Mais pourquoi donc le vote électronique est-il une telle patate chaude justement maintenant? Le premier essai en Suisse a eu lieu en 2003, et depuis, près de 300 expériences se sont déroulées dans les cantons.

Une des raisons est que la Suisse a atteint un point où la technologie pourrait être déployée à grande échelle. Le Conseil fédéral - qui reste un des champions de l’e-voting - a fixé en 2017 déjà l'objectif d'offrir ce canal de vote dans les deux tiers des 26 cantons pour les élections d'octobre, alors qu’actuellement seuls quelque 2% des Suisses votent en ligne.

Bien sûr, rien ne garantit que cela arrivera: la recommandation du gouvernement fédéral n’est qu’une recommandation, et les cantons (à qui revient l’organisation des scrutins) sont libres d’accepter ou de rejeter le vote électronique. Actuellement, il est pratiquement certain que l'objectif ne sera pas atteint.

Entretemps, le Conseil fédéral a pris des mesures pour passer de la phase expérimentale à la reconnaissance du vote électronique comme troisième canal, à côté des urnes et du vote par correspondance. En décembre dernier, il a adopté un avant-projet de révision de la Loi fédérale sur les droits politiques, qu’il a mis en consultation jusqu’au 30 avril.

Mais Nicolas A.Rimoldi estime qu’il est temps de stopper le lent glissement vers le vote électronique généralisé. «Après près de deux décennies, des centaines de tests et des millions de francs dépensés, le système n’est toujours pas bon», relève-t-il. «Il est maintenant de notre devoir d’arrêter ces développements».

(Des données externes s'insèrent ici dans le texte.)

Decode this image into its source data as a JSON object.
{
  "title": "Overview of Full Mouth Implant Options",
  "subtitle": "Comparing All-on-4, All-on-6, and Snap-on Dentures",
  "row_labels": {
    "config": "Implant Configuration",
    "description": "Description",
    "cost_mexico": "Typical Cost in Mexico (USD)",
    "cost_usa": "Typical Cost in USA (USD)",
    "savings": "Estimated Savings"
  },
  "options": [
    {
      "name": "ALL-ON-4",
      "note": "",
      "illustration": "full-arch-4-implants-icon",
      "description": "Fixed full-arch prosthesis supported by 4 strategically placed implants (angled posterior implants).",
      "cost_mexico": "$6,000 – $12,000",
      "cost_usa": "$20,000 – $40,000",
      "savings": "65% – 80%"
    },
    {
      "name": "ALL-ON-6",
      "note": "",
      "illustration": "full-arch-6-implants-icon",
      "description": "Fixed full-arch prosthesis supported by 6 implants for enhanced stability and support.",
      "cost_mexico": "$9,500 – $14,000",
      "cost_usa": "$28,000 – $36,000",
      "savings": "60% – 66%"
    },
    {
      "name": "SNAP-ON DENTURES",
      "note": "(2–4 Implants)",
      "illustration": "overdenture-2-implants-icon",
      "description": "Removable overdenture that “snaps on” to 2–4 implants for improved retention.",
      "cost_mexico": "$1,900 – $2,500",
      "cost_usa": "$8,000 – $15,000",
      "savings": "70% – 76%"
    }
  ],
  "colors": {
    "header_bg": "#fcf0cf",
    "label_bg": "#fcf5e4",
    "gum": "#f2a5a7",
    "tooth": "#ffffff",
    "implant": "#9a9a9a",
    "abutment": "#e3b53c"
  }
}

Un autre facteur, c’est le climat politique. Avec les ombres qui planent sur la dernière présidentielle américaine, le scandale Cambridge Analytica, la crainte des fausses nouvelles et des robots qui façonnent l’opinion et pompent nos données sur internet, la question de l’ingérence - interne ou externe - dans les élections et une grande préoccupation pour les défenseurs de l’intégrité des démocraties.

Le point de vue du hacker

Hernani Marques, du Chaos Computer Club (CCC), est l’un d’eux. Dans un vaste bureau qui ressemble plus à un espace de vie près de la gare de Hardbrücke à Zurich, ce spécialiste des technologies de l’information rencontre régulièrement des pirates et des enthousiastes / utopistes de l’informatique qui pensent comme lui. Il est fermement opposé aux plans de vote électronique du gouvernement, au motif que la technologie n’est simplement pas à la hauteur, comme l’ont montré les récents tests de piratage.

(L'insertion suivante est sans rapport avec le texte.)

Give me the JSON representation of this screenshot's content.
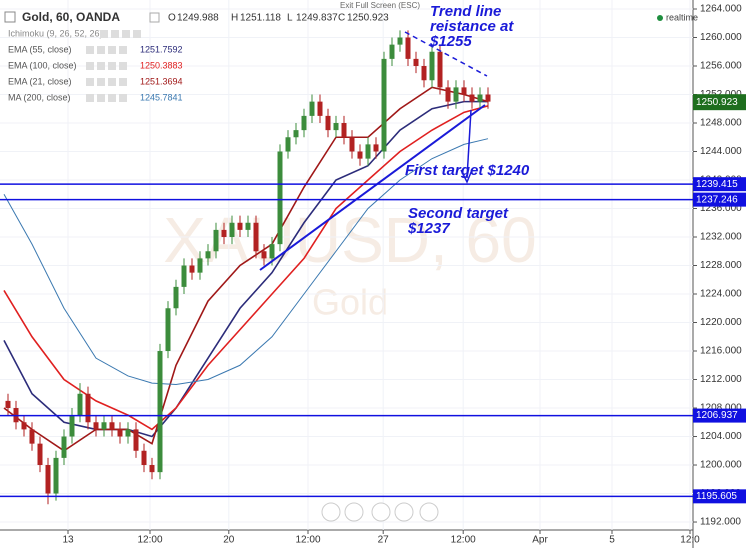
{
  "chart_data": {
    "type": "candlestick",
    "title": "Gold, 60, OANDA",
    "quote": [
      {
        "label": "O",
        "value": 1249.988
      },
      {
        "label": "H",
        "value": 1251.118
      },
      {
        "label": "L",
        "value": 1249.837
      },
      {
        "label": "C",
        "value": 1250.923
      }
    ],
    "ichimoku": "Ichimoku (9, 26, 52, 26)",
    "fullscreen_hint": "Exit Full Screen (ESC)",
    "realtime": "realtime",
    "watermark": "XAUUSD, 60",
    "watermark_sub": "Gold",
    "annotations": {
      "resistance": [
        "Trend line",
        "reistance at",
        "$1255"
      ],
      "first_target": [
        "First target $1240"
      ],
      "second_target": [
        "Second target",
        "$1237"
      ]
    },
    "x": [
      1,
      2,
      3,
      4,
      5,
      6,
      7,
      8,
      9,
      10,
      11,
      12,
      13,
      14,
      15,
      16,
      17,
      18,
      19,
      20,
      21,
      22,
      23,
      24,
      25,
      26,
      27,
      28,
      29,
      30,
      31,
      32,
      33,
      34,
      35,
      36,
      37,
      38,
      39,
      40,
      41,
      42,
      43,
      44,
      45,
      46,
      47,
      48,
      49,
      50,
      51,
      52,
      53,
      54,
      55,
      56,
      57,
      58,
      59,
      60,
      61
    ],
    "open": [
      1209,
      1208,
      1206,
      1205,
      1203,
      1200,
      1196,
      1201,
      1204,
      1207,
      1210,
      1206,
      1205,
      1206,
      1205,
      1204,
      1205,
      1202,
      1200,
      1199,
      1216,
      1222,
      1225,
      1228,
      1227,
      1229,
      1230,
      1233,
      1232,
      1234,
      1233,
      1234,
      1230,
      1229,
      1231,
      1244,
      1246,
      1247,
      1249,
      1251,
      1249,
      1247,
      1248,
      1246,
      1244,
      1243,
      1245,
      1244,
      1257,
      1259,
      1260,
      1257,
      1256,
      1254,
      1258,
      1253,
      1251,
      1253,
      1252,
      1251,
      1252
    ],
    "high": [
      1210,
      1209,
      1207,
      1206,
      1204,
      1201,
      1202,
      1205,
      1208,
      1211.5,
      1211,
      1207,
      1207,
      1207,
      1206,
      1206,
      1206,
      1203,
      1201,
      1217,
      1223,
      1226,
      1229,
      1229,
      1230,
      1231,
      1234,
      1234,
      1235,
      1235,
      1235,
      1235,
      1231,
      1232,
      1245,
      1247,
      1248,
      1250,
      1252,
      1252,
      1250,
      1249,
      1249,
      1247,
      1245,
      1246,
      1246,
      1258,
      1260,
      1261,
      1261,
      1258,
      1257,
      1259,
      1259,
      1254,
      1254,
      1254,
      1253,
      1253,
      1253
    ],
    "low": [
      1207,
      1205,
      1204,
      1202,
      1199,
      1194.5,
      1195,
      1200,
      1203,
      1206,
      1205,
      1204,
      1204,
      1204,
      1203,
      1203,
      1201,
      1199,
      1198,
      1198,
      1215,
      1221,
      1224,
      1226,
      1226,
      1228,
      1229,
      1231,
      1231,
      1232,
      1232,
      1229,
      1228,
      1228,
      1230,
      1243,
      1245,
      1246,
      1248,
      1248,
      1246,
      1246,
      1245,
      1243,
      1242,
      1242,
      1243,
      1243,
      1256,
      1258,
      1256,
      1255,
      1253,
      1253,
      1252,
      1250,
      1250,
      1251,
      1250,
      1250,
      1250
    ],
    "close": [
      1208,
      1206,
      1205,
      1203,
      1200,
      1196,
      1201,
      1204,
      1207,
      1210,
      1206,
      1205,
      1206,
      1205,
      1204,
      1205,
      1202,
      1200,
      1199,
      1216,
      1222,
      1225,
      1228,
      1227,
      1229,
      1230,
      1233,
      1232,
      1234,
      1233,
      1234,
      1230,
      1229,
      1231,
      1244,
      1246,
      1247,
      1249,
      1251,
      1249,
      1247,
      1248,
      1246,
      1244,
      1243,
      1245,
      1244,
      1257,
      1259,
      1260,
      1257,
      1256,
      1254,
      1258,
      1253,
      1251,
      1253,
      1252,
      1251,
      1252,
      1251
    ],
    "up_color": "#3c8c3c",
    "down_color": "#b22222",
    "series": [
      {
        "name": "EMA (55, close)",
        "last_value": 1251.7592,
        "color": "#2c2c7a",
        "x": [
          0.5,
          4,
          8,
          12,
          16,
          19,
          22,
          26,
          30,
          34,
          38,
          42,
          46,
          50,
          54,
          58,
          61
        ],
        "values": [
          1217.5,
          1210,
          1206,
          1205,
          1205,
          1204,
          1208,
          1215,
          1222,
          1227,
          1234,
          1240,
          1242,
          1247,
          1250,
          1251,
          1251
        ]
      },
      {
        "name": "EMA (100, close)",
        "last_value": 1250.3883,
        "color": "#e02020",
        "x": [
          0.5,
          4,
          8,
          12,
          16,
          19,
          22,
          26,
          30,
          34,
          38,
          42,
          46,
          50,
          54,
          58,
          61
        ],
        "values": [
          1224.5,
          1218,
          1212,
          1209,
          1207,
          1205,
          1208,
          1214,
          1219,
          1224,
          1229,
          1236,
          1240,
          1244,
          1247,
          1249.5,
          1250.4
        ]
      },
      {
        "name": "EMA (21, close)",
        "last_value": 1251.3694,
        "color": "#a01818",
        "x": [
          0.5,
          4,
          8,
          12,
          16,
          19,
          22,
          26,
          30,
          34,
          38,
          42,
          46,
          50,
          54,
          58,
          61
        ],
        "values": [
          1208,
          1205,
          1202,
          1205,
          1205,
          1203,
          1214,
          1223,
          1228,
          1231,
          1239,
          1246,
          1246,
          1250,
          1253,
          1252,
          1251
        ]
      },
      {
        "name": "MA (200, close)",
        "last_value": 1245.7841,
        "color": "#3a78b0",
        "x": [
          0.5,
          4,
          8,
          12,
          16,
          19,
          22,
          26,
          30,
          34,
          38,
          42,
          46,
          50,
          54,
          58,
          61
        ],
        "values": [
          1238,
          1231,
          1222,
          1215,
          1212.5,
          1211.5,
          1211.3,
          1212,
          1214,
          1218,
          1224,
          1230,
          1236,
          1240,
          1243,
          1245,
          1245.8
        ]
      }
    ],
    "levels": [
      1239.415,
      1237.246,
      1206.937,
      1195.605
    ],
    "level_color": "#1010e0",
    "last_price": 1250.923,
    "last_price_color": "#1e6e1e",
    "xlim": [
      0,
      86.625
    ],
    "ylim": [
      1190.88,
      1265.263
    ],
    "xticks": [
      {
        "value": 8.5,
        "label": "13"
      },
      {
        "value": 18.75,
        "label": "12:00"
      },
      {
        "value": 28.6,
        "label": "20"
      },
      {
        "value": 38.5,
        "label": "12:00"
      },
      {
        "value": 47.9,
        "label": "27"
      },
      {
        "value": 57.9,
        "label": "12:00"
      },
      {
        "value": 67.5,
        "label": "Apr"
      },
      {
        "value": 76.5,
        "label": "5"
      },
      {
        "value": 86.25,
        "label": "12:0"
      }
    ],
    "yticks": [
      {
        "value": 1192,
        "label": "1192.000"
      },
      {
        "value": 1196,
        "label": "1196.000"
      },
      {
        "value": 1200,
        "label": "1200.000"
      },
      {
        "value": 1204,
        "label": "1204.000"
      },
      {
        "value": 1208,
        "label": "1208.000"
      },
      {
        "value": 1212,
        "label": "1212.000"
      },
      {
        "value": 1216,
        "label": "1216.000"
      },
      {
        "value": 1220,
        "label": "1220.000"
      },
      {
        "value": 1224,
        "label": "1224.000"
      },
      {
        "value": 1228,
        "label": "1228.000"
      },
      {
        "value": 1232,
        "label": "1232.000"
      },
      {
        "value": 1236,
        "label": "1236.000"
      },
      {
        "value": 1240,
        "label": "1240.000"
      },
      {
        "value": 1244,
        "label": "1244.000"
      },
      {
        "value": 1248,
        "label": "1248.000"
      },
      {
        "value": 1252,
        "label": "1252.000"
      },
      {
        "value": 1256,
        "label": "1256.000"
      },
      {
        "value": 1260,
        "label": "1260.000"
      },
      {
        "value": 1264,
        "label": "1264.000"
      }
    ],
    "grid": true
  }
}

Mais pour lui, le débat n’est pas que technologique. Il s’est politisé principalement parce que «les gens ne réalisent pas les risques encourus».

Certains ont tendance à confondre l’utilisation de la technologie pour voter avec l’utilisation de la technologie pour des services comme les achats ou la banque en ligne, qui semblent bien fonctionner.

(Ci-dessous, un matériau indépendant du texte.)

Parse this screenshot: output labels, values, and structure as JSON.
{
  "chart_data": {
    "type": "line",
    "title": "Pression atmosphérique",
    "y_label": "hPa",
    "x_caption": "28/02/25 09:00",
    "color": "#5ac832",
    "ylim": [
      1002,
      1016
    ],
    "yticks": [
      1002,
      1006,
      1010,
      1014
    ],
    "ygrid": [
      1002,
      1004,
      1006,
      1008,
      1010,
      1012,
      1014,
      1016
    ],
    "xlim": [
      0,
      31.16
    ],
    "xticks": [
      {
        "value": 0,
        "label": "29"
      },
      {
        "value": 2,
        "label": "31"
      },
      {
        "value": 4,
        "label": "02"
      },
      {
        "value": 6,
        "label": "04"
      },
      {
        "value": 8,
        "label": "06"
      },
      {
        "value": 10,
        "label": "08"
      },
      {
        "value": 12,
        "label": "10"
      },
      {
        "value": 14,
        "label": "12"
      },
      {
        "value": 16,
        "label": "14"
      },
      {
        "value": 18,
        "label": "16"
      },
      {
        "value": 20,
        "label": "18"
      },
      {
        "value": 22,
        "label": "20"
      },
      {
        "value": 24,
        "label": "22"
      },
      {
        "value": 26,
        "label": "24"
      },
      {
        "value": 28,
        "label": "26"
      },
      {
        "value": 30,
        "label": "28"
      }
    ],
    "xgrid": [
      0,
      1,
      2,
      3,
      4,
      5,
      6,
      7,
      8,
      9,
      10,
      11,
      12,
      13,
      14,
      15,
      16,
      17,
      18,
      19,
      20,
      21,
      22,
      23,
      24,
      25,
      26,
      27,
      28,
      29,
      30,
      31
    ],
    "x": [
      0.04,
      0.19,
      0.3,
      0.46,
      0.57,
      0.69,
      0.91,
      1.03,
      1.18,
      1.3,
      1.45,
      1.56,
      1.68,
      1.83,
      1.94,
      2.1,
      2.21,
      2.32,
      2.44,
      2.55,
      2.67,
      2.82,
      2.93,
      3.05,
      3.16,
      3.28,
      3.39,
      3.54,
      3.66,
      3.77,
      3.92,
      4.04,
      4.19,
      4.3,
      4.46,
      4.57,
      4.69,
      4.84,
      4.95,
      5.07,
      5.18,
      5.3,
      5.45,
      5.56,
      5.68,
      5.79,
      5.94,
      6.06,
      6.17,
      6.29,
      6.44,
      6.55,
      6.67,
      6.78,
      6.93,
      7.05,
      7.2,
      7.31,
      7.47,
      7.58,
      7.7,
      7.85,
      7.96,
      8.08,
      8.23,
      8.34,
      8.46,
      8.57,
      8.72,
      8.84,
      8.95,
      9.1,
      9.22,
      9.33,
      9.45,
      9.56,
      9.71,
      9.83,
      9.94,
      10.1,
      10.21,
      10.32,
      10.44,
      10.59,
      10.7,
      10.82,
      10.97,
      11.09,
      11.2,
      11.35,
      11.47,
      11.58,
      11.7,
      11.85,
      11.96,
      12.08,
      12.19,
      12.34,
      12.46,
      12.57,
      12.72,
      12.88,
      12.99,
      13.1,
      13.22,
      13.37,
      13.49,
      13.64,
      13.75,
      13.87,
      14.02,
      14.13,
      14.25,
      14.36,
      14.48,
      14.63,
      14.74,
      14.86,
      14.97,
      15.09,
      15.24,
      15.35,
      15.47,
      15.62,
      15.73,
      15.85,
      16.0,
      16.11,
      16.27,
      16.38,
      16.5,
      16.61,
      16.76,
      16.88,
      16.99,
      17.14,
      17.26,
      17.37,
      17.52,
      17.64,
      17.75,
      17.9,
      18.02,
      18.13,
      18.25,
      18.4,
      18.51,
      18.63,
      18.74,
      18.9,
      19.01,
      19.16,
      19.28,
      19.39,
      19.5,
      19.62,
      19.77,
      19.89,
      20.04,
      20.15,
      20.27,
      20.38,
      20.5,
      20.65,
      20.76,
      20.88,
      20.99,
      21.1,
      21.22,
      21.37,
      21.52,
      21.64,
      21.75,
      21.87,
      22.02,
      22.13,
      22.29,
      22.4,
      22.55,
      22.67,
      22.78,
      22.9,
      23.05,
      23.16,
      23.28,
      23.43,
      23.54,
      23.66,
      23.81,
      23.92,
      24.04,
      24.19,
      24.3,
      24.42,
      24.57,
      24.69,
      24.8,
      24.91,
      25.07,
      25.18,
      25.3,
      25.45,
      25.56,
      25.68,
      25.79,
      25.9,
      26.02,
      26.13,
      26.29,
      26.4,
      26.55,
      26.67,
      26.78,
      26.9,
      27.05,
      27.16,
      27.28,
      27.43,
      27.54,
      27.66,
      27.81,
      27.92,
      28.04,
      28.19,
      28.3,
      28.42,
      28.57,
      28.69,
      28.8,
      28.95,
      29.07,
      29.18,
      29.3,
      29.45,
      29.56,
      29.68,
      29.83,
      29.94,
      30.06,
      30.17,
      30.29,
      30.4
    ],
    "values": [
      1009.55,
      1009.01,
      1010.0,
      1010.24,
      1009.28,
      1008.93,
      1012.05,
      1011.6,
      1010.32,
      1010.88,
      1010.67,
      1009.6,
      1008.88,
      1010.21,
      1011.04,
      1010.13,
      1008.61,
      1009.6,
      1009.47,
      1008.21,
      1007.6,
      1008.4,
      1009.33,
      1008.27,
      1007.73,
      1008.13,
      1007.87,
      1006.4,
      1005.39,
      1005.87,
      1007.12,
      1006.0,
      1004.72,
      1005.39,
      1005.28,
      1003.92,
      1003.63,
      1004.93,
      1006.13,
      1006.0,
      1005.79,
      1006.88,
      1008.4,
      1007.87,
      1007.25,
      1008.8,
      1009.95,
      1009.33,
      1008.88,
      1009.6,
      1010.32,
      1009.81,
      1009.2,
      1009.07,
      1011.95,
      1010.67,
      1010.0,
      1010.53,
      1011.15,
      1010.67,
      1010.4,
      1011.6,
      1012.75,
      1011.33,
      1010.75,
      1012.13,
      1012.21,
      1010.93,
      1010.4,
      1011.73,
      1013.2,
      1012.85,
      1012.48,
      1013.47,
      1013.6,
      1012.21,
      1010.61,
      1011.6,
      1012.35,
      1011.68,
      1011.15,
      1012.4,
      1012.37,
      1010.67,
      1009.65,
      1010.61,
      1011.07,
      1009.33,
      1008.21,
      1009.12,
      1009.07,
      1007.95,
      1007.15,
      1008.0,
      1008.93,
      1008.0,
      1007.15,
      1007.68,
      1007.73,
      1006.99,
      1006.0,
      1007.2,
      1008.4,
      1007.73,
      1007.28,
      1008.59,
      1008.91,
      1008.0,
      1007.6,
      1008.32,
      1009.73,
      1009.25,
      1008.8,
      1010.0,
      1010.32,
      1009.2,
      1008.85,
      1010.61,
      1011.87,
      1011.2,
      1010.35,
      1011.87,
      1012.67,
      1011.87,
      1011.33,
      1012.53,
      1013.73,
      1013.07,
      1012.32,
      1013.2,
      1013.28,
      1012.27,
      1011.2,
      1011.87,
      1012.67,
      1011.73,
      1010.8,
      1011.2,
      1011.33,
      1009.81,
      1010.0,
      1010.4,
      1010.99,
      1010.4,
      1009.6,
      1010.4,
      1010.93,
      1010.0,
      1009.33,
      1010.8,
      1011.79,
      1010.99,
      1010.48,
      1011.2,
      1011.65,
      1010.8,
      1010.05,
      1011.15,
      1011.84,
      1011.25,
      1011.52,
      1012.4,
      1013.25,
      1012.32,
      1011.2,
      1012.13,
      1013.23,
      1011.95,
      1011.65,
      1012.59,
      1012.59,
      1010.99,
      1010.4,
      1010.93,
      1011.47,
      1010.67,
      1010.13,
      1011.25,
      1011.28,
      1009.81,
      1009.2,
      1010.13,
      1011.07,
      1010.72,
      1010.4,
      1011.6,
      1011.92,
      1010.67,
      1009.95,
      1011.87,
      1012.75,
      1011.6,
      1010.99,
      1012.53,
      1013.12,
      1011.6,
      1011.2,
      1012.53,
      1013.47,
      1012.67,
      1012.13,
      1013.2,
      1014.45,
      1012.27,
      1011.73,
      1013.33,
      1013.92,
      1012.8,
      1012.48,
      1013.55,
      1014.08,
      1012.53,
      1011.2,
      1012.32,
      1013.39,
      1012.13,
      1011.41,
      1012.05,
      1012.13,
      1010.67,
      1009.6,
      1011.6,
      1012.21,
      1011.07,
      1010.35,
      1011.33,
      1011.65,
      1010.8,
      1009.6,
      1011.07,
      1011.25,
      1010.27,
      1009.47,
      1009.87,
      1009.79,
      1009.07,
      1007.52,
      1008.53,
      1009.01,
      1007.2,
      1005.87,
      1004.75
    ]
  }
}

«Mais ici, c’est de démocratie qu’on parle, note-t-il. Il n’y a pas de comparaison».

En effet, comme l’ont récemment montré la Canadienne Sarah Jamie Lewis et deux autres spécialistes de sécurité informatique, le système de «brassage» des votes utilisé par La Poste pour protéger la sphère privée des votants n’est pas sans faille.

Hernani Marques prévient que ceci pourrait déboucher sur des fraudes électorales ou des campagnes mensongères à grande échelle. Certes, ces scénarios sont aussi possibles avec le système actuel, basé sur le papier, mais le vote électronique leur donnerait une toute autre ampleur.

Fraude ou pas fraude?

Et le scénario apocalyptique de l’ingérence électorale massive n’est pas la seule chose qui inquiète les adversaires de l’e-voting. Il aurait d’autres effets indésirables sur la démocratie: la complexité des processus, incompréhensibles pour certains électeurs, les effets sur le taux de participation (qui n’augmente pas, affirme Nicolas A.Rimoldi) et des coûts plus élevés, à supporter par le contribuable.

Mais rien de cela ne semble vraiment inquiéter les autorités suisses. Réagissant à la découverte récente de la faille informatique, le gouvernement a pressé La Poste de la corriger, tout en soulignant que les résultats du test de piratage ne signifiaient pas que l’ensemble du système était défaillant et que le problème était simplement de détecter si oui ou non une manipulation avait eu lieu.

Le gouvernement va donc continuer à promouvoir le vote électronique, notamment pour stimuler la participation. Il répond ainsi au vœu de l’Organisation des Suisses de l’étranger (OSE), qui a déposé à la fin de l’an dernier une pétition dans ce sens, munie de 11'500 signatures.

Un combat pour la démocratie

Et la suite? Jusqu’à maintenant, La Poste se dit confiante sur la possibilité de résoudre les problèmes qui ont été détectés et de pouvoir proposer le nouveau système de vote électronique aux cantons qui le souhaiteront. Mais il faudra attendre la prise de position officielle pour en savoir plus.

Une chose est pourtant certaine: au stade actuel, avec la découverte des deux failles de sécurité, le système de La Poste ne répond pas aux exigences pour obtenir l’autorisation de la Confédération, comme l’a confirmé à l’agence de presse ats le porte-parole de la Chancellerie fédérale René Lenzin.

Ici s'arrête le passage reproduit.